Following is a summary of the estimated useful lives:
Description Life
Building and improvements 
20 to 40 years
Furniture and fixtures 
3 to 7 years
Machinery and equipment 
3 to 10 years
 
Depreciation expense amounted to $50.4 million, $44.2 million and $42.7 million in fiscal 2023, 2022 and 2021, respectively.
 
Expenditures which significantly extend useful lives are capitalized. Maintenance and repairs are charged to expense as incurred. Asset impairments are recorded whenever events or changes in circumstances indicate that the recorded value of an asset is greater than the sum of its expected future undiscounted cash flows. Asset impairments are recorded at the amount by which the recorded value of an asset exceeds its fair value.
(f)Goodwill and Other Intangibles

The company’s business acquisitions result in the recognition of goodwill and other intangible assets, which are a significant portion of the company’s total assets. Goodwill represents the excess of acquisition costs over the fair value of the net tangible assets and identifiable intangible assets acquired in a business combination. Identifiable intangible assets are recognized separately from goodwill and include trademarks and trade names, technology, customer relationships and other specifically identifiable assets. Trademarks and trade names are deemed to be indefinite-lived. Goodwill and indefinite-lived intangible assets are not amortized but are subject to impairment testing.

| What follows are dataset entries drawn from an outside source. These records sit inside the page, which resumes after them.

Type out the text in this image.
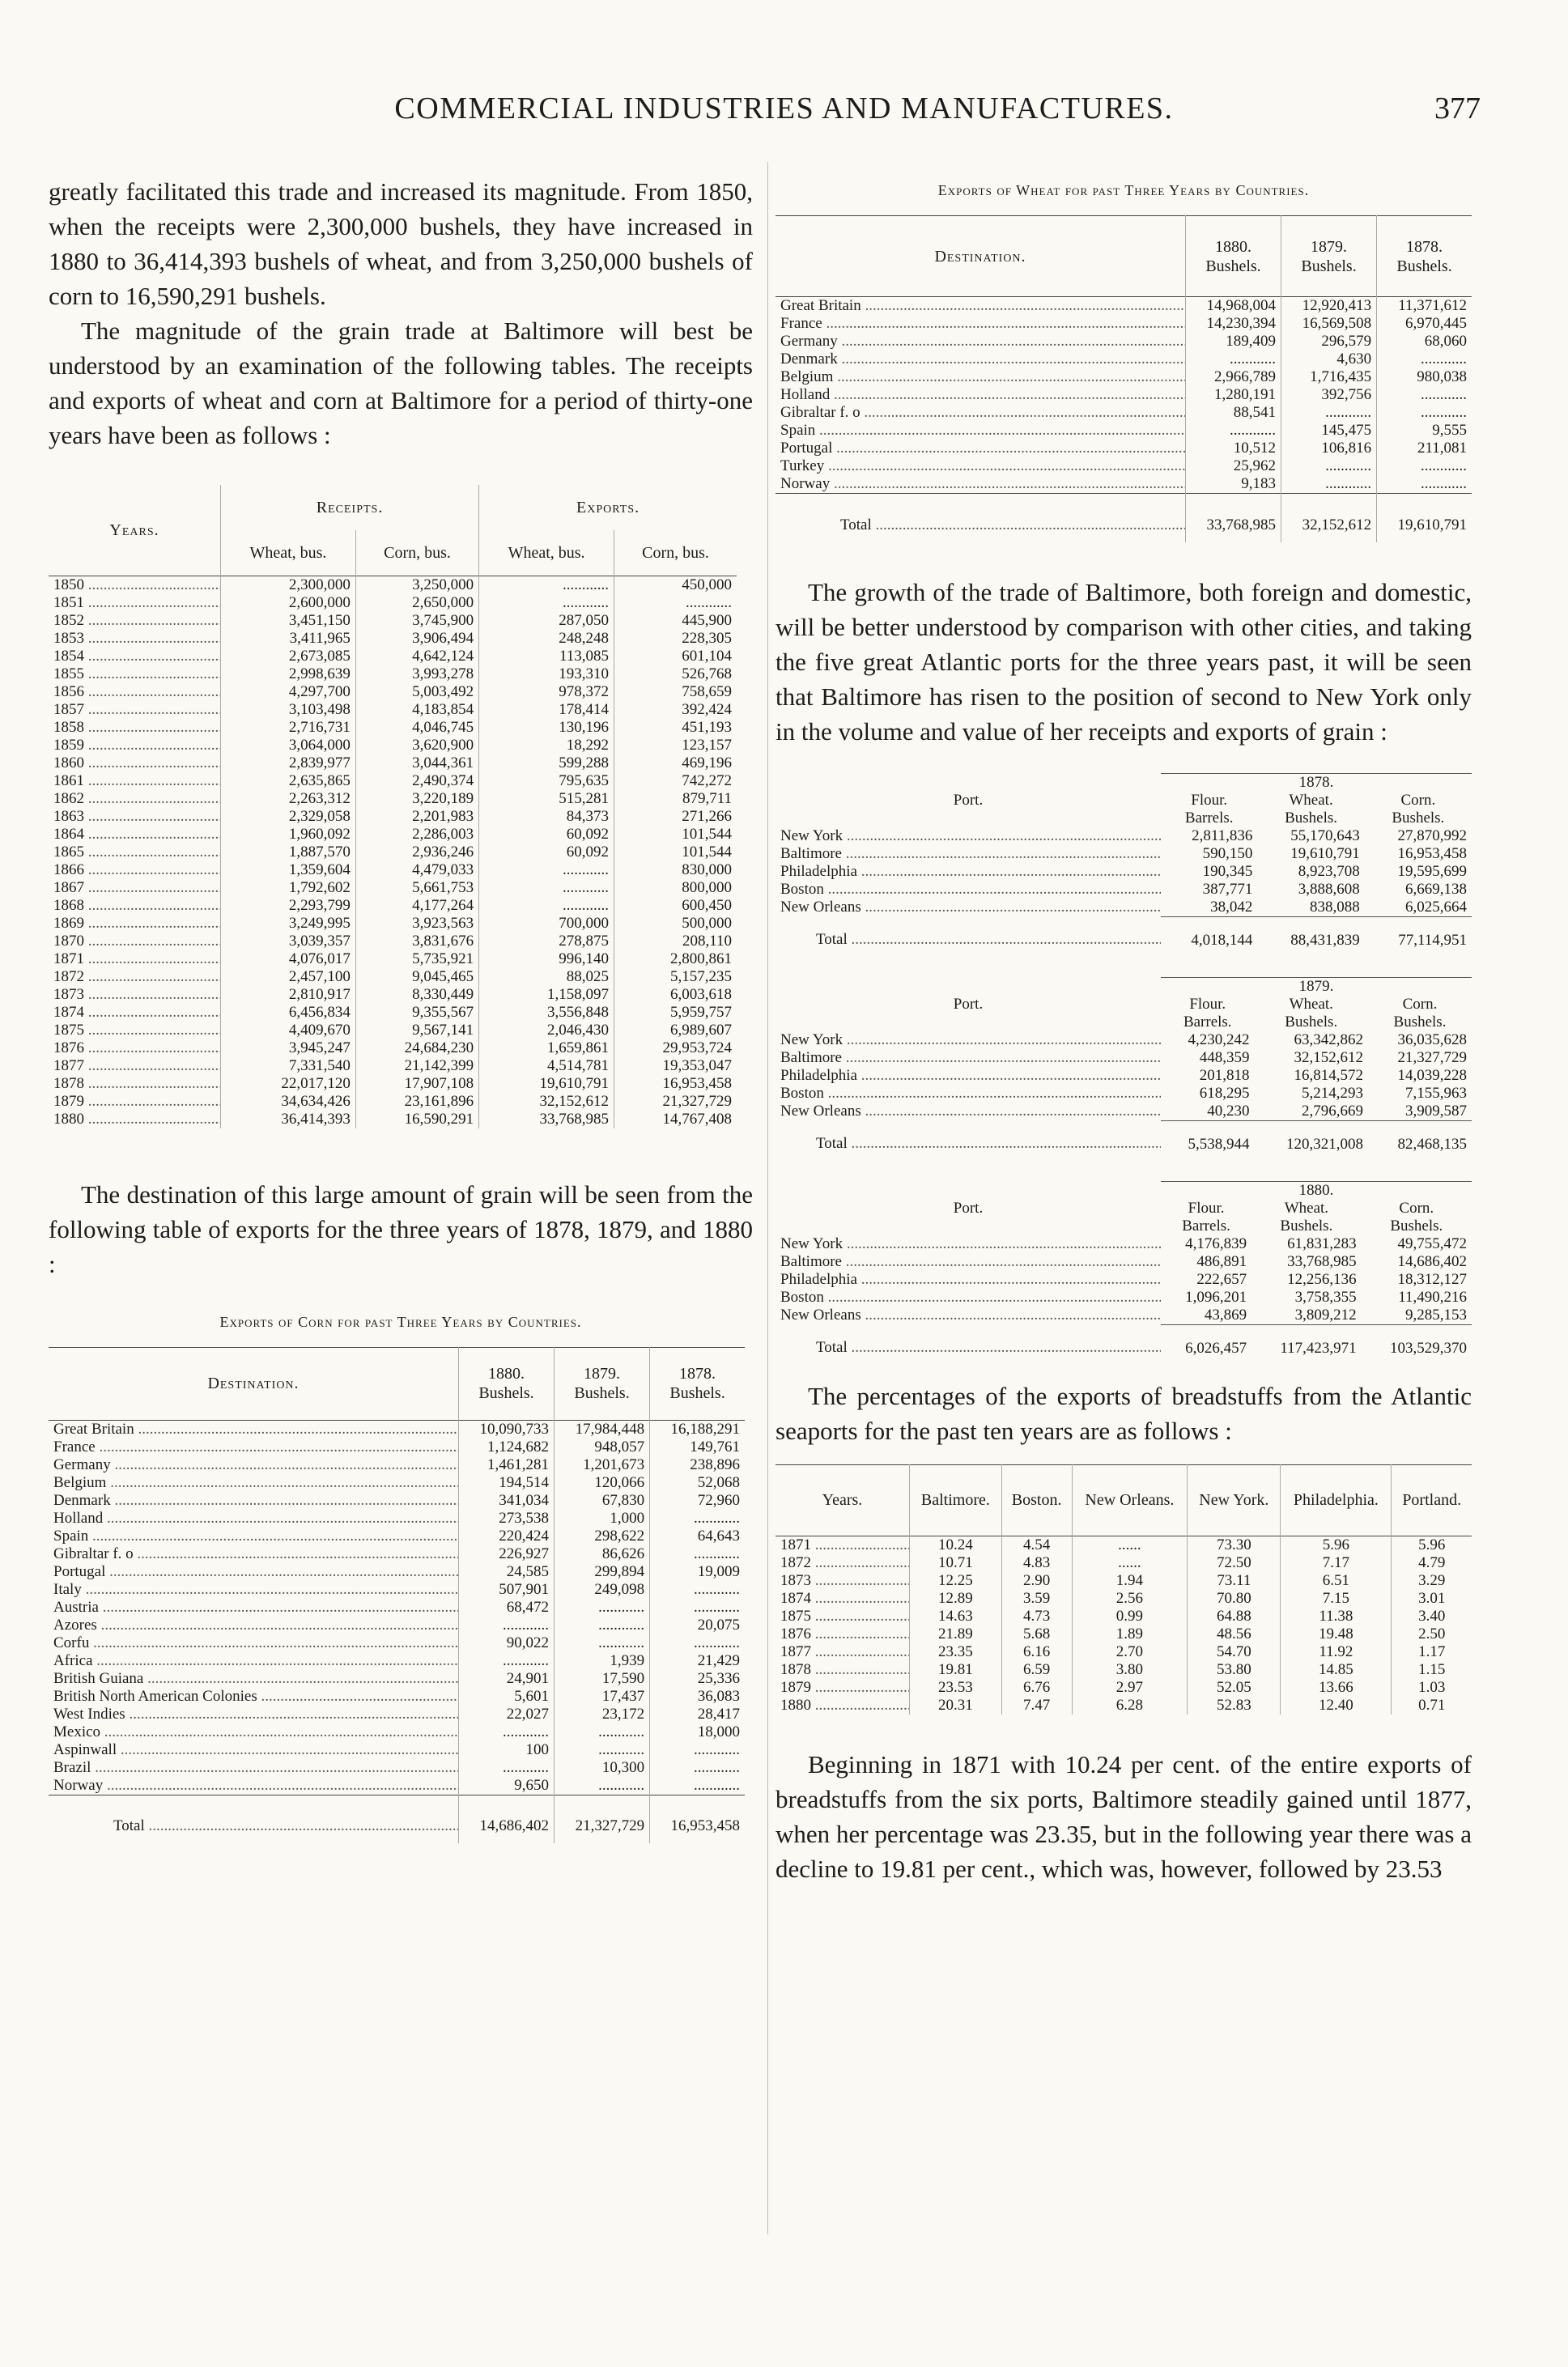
COMMERCIAL INDUSTRIES AND MANUFACTURES.	377

greatly facilitated this trade and increased its magnitude. From 1850, when the receipts were 2,300,000 bushels, they have increased in 1880 to 36,414,393 bushels of wheat, and from 3,250,000 bushels of corn to 16,590,291 bushels.

The magnitude of the grain trade at Baltimore will best be understood by an examination of the following tables. The receipts and exports of wheat and corn at Baltimore for a period of thirty-one years have been as follows :

Years.	Receipts.		Exports.	
	Wheat, bus.	Corn, bus.	Wheat, bus.	Corn, bus.
1850 .....	2,300,000	3,250,000	............	450,000
1851 .....	2,600,000	2,650,000	............	............
1852 .....	3,451,150	3,745,900	287,050	445,900
1853 .....	3,411,965	3,906,494	248,248	228,305
1854 .....	2,673,085	4,642,124	113,085	601,104
1855 .....	2,998,639	3,993,278	193,310	526,768
1856 .....	4,297,700	5,003,492	978,372	758,659
1857 .....	3,103,498	4,183,854	178,414	392,424
1858 .....	2,716,731	4,046,745	130,196	451,193
1859 .....	3,064,000	3,620,900	18,292	123,157
1860 .....	2,839,977	3,044,361	599,288	469,196
1861 .....	2,635,865	2,490,374	795,635	742,272
1862 .....	2,263,312	3,220,189	515,281	879,711
1863 .....	2,329,058	2,201,983	84,373	271,266
1864 .....	1,960,092	2,286,003	60,092	101,544
1865 .....	1,887,570	2,936,246	60,092	101,544
1866 .....	1,359,604	4,479,033	............	830,000
1867 .....	1,792,602	5,661,753	............	800,000
1868 .....	2,293,799	4,177,264	............	600,450
1869 .....	3,249,995	3,923,563	700,000	500,000
1870 .....	3,039,357	3,831,676	278,875	208,110
1871 .....	4,076,017	5,735,921	996,140	2,800,861
1872 .....	2,457,100	9,045,465	88,025	5,157,235
1873 .....	2,810,917	8,330,449	1,158,097	6,003,618
1874 .....	6,456,834	9,355,567	3,556,848	5,959,757
1875 .....	4,409,670	9,567,141	2,046,430	6,989,607
1876 .....	3,945,247	24,684,230	1,659,861	29,953,724
1877 .....	7,331,540	21,142,399	4,514,781	19,353,047
1878 .....	22,017,120	17,907,108	19,610,791	16,953,458
1879 .....	34,634,426	23,161,896	32,152,612	21,327,729
1880 .....	36,414,393	16,590,291	33,768,985	14,767,408

The destination of this large amount of grain will be seen from the following table of exports for the three years of 1878, 1879, and 1880 :

Exports of Corn for past Three Years by Countries.

Destination.	1880.
Bushels.	1879.
Bushels.	1878.
Bushels.
Great Britain .....	10,090,733	17,984,448	16,188,291
France .....	1,124,682	948,057	149,761
Germany .....	1,461,281	1,201,673	238,896
Belgium .....	194,514	120,066	52,068
Denmark .....	341,034	67,830	72,960
Holland .....	273,538	1,000	............
Spain .....	220,424	298,622	64,643
Gibraltar f. o .....	226,927	86,626	............
Portugal .....	24,585	299,894	19,009
Italy .....	507,901	249,098	............
Austria .....	68,472	............	............
Azores .....	............	............	20,075
Corfu .....	90,022	............	............
Africa .....	............	1,939	21,429
British Guiana .....	24,901	17,590	25,336
British North American Colonies .....	5,601	17,437	36,083
West Indies .....	22,027	23,172	28,417
Mexico .....	............	............	18,000
Aspinwall .....	100	............	............
Brazil .....	............	10,300	............
Norway .....	9,650	............	............
Total .....	14,686,402	21,327,729	16,953,458

Exports of Wheat for past Three Years by Countries.

Destination.	1880.
Bushels.	1879.
Bushels.	1878.
Bushels.
Great Britain .....	14,968,004	12,920,413	11,371,612
France .....	14,230,394	16,569,508	6,970,445
Germany .....	189,409	296,579	68,060
Denmark .....	............	4,630	............
Belgium .....	2,966,789	1,716,435	980,038
Holland .....	1,280,191	392,756	............
Gibraltar f. o .....	88,541	............	............
Spain .....	............	145,475	9,555
Portugal .....	10,512	106,816	211,081
Turkey .....	25,962	............	............
Norway .....	9,183	............	............
Total .....	33,768,985	32,152,612	19,610,791

The growth of the trade of Baltimore, both foreign and domestic, will be better understood by comparison with other cities, and taking the five great Atlantic ports for the three years past, it will be seen that Baltimore has risen to the position of second to New York only in the volume and value of her receipts and exports of grain :

	1878.		
Port.	Flour.	Wheat.	Corn.
	Barrels.	Bushels.	Bushels.
New York .....	2,811,836	55,170,643	27,870,992
Baltimore .....	590,150	19,610,791	16,953,458
Philadelphia .....	190,345	8,923,708	19,595,699
Boston .....	387,771	3,888,608	6,669,138
New Orleans .....	38,042	838,088	6,025,664
Total .....	4,018,144	88,431,839	77,114,951
	1879.		
Port.	Flour.	Wheat.	Corn.
	Barrels.	Bushels.	Bushels.
New York .....	4,230,242	63,342,862	36,035,628
Baltimore .....	448,359	32,152,612	21,327,729
Philadelphia .....	201,818	16,814,572	14,039,228
Boston .....	618,295	5,214,293	7,155,963
New Orleans .....	40,230	2,796,669	3,909,587
Total .....	5,538,944	120,321,008	82,468,135
	1880.		
Port.	Flour.	Wheat.	Corn.
	Barrels.	Bushels.	Bushels.
New York .....	4,176,839	61,831,283	49,755,472
Baltimore .....	486,891	33,768,985	14,686,402
Philadelphia .....	222,657	12,256,136	18,312,127
Boston .....	1,096,201	3,758,355	11,490,216
New Orleans .....	43,869	3,809,212	9,285,153
Total .....	6,026,457	117,423,971	103,529,370

The percentages of the exports of breadstuffs from the Atlantic seaports for the past ten years are as follows :

Years.	Baltimore.	Boston.	New Orleans.	New York.	Philadelphia.	Portland.
1871 .....	10.24	4.54	......	73.30	5.96	5.96
1872 .....	10.71	4.83	......	72.50	7.17	4.79
1873 .....	12.25	2.90	1.94	73.11	6.51	3.29
1874 .....	12.89	3.59	2.56	70.80	7.15	3.01
1875 .....	14.63	4.73	0.99	64.88	11.38	3.40
1876 .....	21.89	5.68	1.89	48.56	19.48	2.50
1877 .....	23.35	6.16	2.70	54.70	11.92	1.17
1878 .....	19.81	6.59	3.80	53.80	14.85	1.15
1879 .....	23.53	6.76	2.97	52.05	13.66	1.03
1880 .....	20.31	7.47	6.28	52.83	12.40	0.71

Beginning in 1871 with 10.24 per cent. of the entire exports of breadstuffs from the six ports, Baltimore steadily gained until 1877, when her percentage was 23.35, but in the following year there was a decline to 19.81 per cent., which was, however, followed by 23.53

The company performs the annual impairment assessment for goodwill and indefinite-lived intangible assets as of first day of the fourth quarter of the fiscal year and more frequently if indicators of impairment exist. The goodwill impairment test is performed at the reporting unit level. The company initially performs a qualitative analysis to determine if it is more likely than not that the goodwill balance or indefinite-life intangible asset is impaired. In conducting a qualitative assessment, the company analyzes a variety of events or factors that may influence the fair value of the reporting unit or indefinite-life intangible, including, but not limited to: macroeconomic conditions, industry and market considerations, cost factors, overall financial performance, share price and other relevant factors.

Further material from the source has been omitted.